Handy for making your laptop batter life go longer, but also very handy for cutting your datacenter power bill!įirst up, can your x86 / 圆4 cpu support the more interesting new cpu power features? The answer hides in the flags section /proc/cpuinfo if you know what to look for. However, in the last few years, there are a couple of interesting new CPU features (and matching linux kernel code) which aim to deliver some fairly decent power savings when the cpu load is idle. It used to be a slightly fiddly thing involving acpi states, and didn't always deliver quite the savings one might want. How could I fix it (i.e.Intel (and AMD) cpus have been supporting some power management for some time now, especially on the mobile focused cpus. Maximum transition latency: Cannot determine or is not supported.Īvailable cpufreq governors: performance powersaveĬurrent CPU frequency: Unable to call hardwareĬurrent CPU frequency: 2.25 GHz (asserted by call to kernel)īoth these commands show basically the same than this which parse some cpu files: $ cd /sys/devices/system/cpu/cpu0/cpufreq & paste The governor "powersave" may decide which speed to useĪ same kind of output is shown by $ sudo cpupower frequency-info: analyzing CPU 0:

power management cpuinfo

I also checked $ sudo cpufreq-info which shows the same high frequencies, which is strange because they are out of the allowed range for the powersave governor I set using the above command: cpufrequtils 008: cpufreq-info (C) Dominik Brodowski 2004-2009ĬPUs which run at the same hardware frequency: 0ĬPUs which need to have their frequency coordinated by software: 0Īvailable cpufreq governors: performance, powersaveĬurrent policy: frequency should be within 800 MHz and 800 MHz.

power management cpuinfo

There isn't actually much than 1-2% CPU load at that time.
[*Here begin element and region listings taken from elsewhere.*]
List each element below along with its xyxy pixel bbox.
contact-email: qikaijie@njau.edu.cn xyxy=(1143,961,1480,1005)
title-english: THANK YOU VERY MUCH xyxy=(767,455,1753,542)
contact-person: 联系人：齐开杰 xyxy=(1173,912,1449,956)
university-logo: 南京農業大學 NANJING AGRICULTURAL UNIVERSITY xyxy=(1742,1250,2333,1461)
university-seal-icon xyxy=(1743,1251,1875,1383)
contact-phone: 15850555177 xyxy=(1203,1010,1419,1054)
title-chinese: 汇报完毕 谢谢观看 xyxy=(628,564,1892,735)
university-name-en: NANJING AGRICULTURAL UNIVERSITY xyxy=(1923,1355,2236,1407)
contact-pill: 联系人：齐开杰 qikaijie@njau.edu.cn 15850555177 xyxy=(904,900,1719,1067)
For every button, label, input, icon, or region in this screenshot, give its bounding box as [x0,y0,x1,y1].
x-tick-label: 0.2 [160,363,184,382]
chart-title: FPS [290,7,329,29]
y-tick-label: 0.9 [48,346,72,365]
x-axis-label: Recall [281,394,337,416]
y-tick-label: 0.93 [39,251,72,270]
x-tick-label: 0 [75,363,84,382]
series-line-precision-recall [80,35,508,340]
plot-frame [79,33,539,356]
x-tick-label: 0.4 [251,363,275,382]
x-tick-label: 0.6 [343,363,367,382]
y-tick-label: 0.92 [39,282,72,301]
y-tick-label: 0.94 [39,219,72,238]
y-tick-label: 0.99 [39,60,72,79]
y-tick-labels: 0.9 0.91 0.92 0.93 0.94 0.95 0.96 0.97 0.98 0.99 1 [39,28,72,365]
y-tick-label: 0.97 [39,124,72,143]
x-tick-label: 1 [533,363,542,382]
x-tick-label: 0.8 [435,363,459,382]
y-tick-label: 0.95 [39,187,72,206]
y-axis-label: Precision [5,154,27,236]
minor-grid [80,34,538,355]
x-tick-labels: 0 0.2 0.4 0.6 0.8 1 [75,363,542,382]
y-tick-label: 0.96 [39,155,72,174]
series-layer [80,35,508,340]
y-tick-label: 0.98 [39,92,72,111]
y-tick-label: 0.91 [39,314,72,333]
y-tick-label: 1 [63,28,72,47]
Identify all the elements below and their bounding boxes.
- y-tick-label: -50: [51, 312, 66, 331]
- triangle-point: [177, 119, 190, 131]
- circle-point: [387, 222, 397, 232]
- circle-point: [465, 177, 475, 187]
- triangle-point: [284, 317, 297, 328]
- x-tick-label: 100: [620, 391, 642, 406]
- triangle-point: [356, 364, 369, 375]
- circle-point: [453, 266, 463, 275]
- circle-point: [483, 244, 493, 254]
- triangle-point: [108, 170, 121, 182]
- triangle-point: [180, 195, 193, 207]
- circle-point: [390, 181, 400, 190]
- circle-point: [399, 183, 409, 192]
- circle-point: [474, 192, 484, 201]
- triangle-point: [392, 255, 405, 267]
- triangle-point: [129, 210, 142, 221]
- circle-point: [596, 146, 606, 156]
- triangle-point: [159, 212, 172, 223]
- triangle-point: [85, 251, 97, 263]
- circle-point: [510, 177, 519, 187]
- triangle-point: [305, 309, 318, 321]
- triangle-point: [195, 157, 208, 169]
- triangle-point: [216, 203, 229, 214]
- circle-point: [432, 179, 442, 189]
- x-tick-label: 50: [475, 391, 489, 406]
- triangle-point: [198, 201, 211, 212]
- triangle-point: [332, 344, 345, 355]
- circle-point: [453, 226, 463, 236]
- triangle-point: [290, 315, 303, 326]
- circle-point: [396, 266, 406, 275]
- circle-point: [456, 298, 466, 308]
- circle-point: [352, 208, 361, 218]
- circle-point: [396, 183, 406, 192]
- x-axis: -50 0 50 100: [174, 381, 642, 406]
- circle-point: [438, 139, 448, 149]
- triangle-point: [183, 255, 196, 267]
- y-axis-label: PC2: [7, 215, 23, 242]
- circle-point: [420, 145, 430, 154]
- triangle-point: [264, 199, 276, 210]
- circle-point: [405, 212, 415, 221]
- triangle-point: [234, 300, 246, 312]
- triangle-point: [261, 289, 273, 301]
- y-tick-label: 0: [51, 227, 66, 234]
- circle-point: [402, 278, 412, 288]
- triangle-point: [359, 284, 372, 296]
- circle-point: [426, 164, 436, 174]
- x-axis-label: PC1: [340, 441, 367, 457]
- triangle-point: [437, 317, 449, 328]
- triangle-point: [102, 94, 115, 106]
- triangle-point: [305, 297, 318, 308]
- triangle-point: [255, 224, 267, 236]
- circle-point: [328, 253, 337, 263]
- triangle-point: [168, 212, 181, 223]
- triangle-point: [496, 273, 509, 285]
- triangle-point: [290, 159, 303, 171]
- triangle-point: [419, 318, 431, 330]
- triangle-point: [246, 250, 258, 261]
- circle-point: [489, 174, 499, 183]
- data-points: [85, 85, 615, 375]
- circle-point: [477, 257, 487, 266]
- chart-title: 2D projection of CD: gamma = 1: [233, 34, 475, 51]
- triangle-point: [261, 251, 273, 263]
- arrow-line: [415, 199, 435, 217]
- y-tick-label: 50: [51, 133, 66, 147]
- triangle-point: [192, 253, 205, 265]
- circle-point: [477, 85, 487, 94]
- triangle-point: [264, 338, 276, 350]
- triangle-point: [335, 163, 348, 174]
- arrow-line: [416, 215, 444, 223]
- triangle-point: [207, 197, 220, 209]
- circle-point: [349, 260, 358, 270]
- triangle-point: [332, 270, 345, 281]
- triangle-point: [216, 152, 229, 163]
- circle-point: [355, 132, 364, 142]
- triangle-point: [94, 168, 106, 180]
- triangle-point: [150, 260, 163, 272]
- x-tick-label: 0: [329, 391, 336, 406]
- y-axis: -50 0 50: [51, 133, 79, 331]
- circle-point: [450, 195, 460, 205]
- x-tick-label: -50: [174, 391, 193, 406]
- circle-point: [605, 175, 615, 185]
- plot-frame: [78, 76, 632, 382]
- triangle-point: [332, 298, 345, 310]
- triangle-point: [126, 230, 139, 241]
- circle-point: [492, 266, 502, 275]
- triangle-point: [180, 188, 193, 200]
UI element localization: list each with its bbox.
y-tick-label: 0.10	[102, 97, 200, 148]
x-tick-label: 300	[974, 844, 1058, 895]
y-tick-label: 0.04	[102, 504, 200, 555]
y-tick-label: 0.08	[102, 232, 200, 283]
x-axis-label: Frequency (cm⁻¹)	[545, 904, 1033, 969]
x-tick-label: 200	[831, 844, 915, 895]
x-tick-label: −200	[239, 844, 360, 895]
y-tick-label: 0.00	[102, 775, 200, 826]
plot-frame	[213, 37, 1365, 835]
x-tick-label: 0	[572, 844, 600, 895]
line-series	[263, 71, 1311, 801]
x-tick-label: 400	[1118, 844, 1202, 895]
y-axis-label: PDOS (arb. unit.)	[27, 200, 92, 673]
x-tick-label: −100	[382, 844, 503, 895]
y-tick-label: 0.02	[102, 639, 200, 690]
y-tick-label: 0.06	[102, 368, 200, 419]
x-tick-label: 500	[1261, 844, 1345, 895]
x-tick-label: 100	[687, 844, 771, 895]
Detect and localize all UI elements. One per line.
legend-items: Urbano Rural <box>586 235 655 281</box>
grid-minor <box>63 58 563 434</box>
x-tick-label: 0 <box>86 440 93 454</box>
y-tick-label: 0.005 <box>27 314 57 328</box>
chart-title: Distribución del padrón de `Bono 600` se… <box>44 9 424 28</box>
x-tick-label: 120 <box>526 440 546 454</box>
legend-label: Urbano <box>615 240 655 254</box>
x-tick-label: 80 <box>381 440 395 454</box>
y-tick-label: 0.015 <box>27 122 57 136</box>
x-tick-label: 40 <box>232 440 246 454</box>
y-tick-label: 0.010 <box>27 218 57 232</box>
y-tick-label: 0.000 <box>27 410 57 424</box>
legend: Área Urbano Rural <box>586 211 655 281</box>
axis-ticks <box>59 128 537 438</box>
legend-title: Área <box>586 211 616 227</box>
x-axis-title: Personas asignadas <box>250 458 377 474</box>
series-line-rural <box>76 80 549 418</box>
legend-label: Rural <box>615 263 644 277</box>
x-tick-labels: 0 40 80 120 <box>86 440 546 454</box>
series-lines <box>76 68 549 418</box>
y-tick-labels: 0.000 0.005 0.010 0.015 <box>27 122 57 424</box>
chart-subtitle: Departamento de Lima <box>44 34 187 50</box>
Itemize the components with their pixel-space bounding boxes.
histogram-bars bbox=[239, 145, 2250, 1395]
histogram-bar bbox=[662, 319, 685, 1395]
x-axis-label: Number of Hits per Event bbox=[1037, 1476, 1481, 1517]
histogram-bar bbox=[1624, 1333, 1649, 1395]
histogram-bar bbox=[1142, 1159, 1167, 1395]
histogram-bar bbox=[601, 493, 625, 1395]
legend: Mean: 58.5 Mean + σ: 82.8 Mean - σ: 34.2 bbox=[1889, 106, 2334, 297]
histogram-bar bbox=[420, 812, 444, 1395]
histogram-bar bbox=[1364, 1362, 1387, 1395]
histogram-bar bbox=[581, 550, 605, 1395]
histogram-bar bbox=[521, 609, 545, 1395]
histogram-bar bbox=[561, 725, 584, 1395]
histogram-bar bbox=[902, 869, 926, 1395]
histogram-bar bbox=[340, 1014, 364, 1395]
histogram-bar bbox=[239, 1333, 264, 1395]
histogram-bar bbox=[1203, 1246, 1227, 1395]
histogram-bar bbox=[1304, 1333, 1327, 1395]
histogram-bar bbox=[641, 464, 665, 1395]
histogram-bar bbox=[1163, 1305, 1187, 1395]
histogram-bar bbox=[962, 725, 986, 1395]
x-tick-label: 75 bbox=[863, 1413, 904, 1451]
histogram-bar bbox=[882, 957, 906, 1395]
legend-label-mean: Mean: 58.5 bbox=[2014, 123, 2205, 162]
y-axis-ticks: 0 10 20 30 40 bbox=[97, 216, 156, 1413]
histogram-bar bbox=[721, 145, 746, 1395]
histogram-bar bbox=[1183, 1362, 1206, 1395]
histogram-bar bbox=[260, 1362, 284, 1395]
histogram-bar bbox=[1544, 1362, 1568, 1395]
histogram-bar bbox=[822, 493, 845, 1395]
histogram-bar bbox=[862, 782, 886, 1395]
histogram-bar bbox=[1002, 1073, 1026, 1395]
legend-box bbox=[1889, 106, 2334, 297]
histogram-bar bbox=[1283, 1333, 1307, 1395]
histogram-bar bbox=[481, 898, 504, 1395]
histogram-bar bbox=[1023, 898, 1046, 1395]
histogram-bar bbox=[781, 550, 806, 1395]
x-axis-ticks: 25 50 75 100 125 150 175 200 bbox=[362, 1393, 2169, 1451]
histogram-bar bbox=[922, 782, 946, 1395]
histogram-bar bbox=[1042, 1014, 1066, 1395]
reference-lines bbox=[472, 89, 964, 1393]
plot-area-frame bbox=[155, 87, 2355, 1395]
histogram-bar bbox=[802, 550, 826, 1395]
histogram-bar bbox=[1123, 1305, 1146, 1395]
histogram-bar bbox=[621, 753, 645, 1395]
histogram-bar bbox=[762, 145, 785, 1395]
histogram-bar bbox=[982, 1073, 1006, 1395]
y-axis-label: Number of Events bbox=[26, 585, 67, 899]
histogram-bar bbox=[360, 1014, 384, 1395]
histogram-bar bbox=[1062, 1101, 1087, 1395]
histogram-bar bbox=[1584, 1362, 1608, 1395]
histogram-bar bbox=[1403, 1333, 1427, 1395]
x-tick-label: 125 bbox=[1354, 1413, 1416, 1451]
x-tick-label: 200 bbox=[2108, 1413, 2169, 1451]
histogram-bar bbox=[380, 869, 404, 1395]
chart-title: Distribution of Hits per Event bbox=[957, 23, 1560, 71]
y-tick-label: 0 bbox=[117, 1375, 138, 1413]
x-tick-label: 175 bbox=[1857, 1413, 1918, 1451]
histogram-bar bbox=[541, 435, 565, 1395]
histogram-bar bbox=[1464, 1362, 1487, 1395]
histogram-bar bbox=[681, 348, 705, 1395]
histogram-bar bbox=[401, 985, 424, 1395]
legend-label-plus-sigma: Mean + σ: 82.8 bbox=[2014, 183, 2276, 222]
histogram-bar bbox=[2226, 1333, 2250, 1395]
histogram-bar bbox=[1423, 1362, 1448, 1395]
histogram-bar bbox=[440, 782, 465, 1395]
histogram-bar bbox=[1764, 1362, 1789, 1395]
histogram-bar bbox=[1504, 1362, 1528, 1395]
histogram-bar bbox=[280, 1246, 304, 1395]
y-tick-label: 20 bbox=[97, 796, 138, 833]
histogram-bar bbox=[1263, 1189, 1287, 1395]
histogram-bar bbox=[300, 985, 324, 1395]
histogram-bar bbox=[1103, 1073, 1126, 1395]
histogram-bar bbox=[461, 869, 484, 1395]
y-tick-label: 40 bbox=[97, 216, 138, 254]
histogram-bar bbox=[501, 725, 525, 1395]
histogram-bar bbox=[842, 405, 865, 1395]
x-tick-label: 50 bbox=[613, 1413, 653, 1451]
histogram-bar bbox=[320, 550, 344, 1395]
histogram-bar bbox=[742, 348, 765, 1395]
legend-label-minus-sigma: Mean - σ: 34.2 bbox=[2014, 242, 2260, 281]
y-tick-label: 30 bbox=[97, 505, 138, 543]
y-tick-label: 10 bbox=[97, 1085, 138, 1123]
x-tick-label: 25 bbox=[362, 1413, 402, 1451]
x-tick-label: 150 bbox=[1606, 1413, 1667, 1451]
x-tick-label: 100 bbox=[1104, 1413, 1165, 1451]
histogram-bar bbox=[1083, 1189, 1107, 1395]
I took it back a few hours later, and the command doesn't seem to be effective anymore, so I ran it again, but the watch process always shows higher-than-allowed frequencies now: Every 20.0s: cat /proc/cpuinfo | grep -i "mhz" I have set the frequencies of the 4 cores of my Intel(R) Core(TM) i7-4600U CPU 2.10GHz CPU to lower values ( 800Mhz) for energy saving when using the computer on the field using this command: for i in -g powersave -min 500Mhz -max 800Mhz doneĪnd it worked the first time I ran it, as shown by watch -n2 'cat /proc/cpuinfo | grep -i "mhz"': Every 20.0s: cat /proc/cpuinfo | grep -i "mhz"Īfter a while, I closed the lid, and the laptop (Lenovo T440s / Ubuntu 16.04 4.15.0-120-generic x86_64 GNU/Linux + another one where the same issue appears on Ubuntu 18.04 5.4.0-48-generic x86_64 GNU/Linux) went to sleep as usual.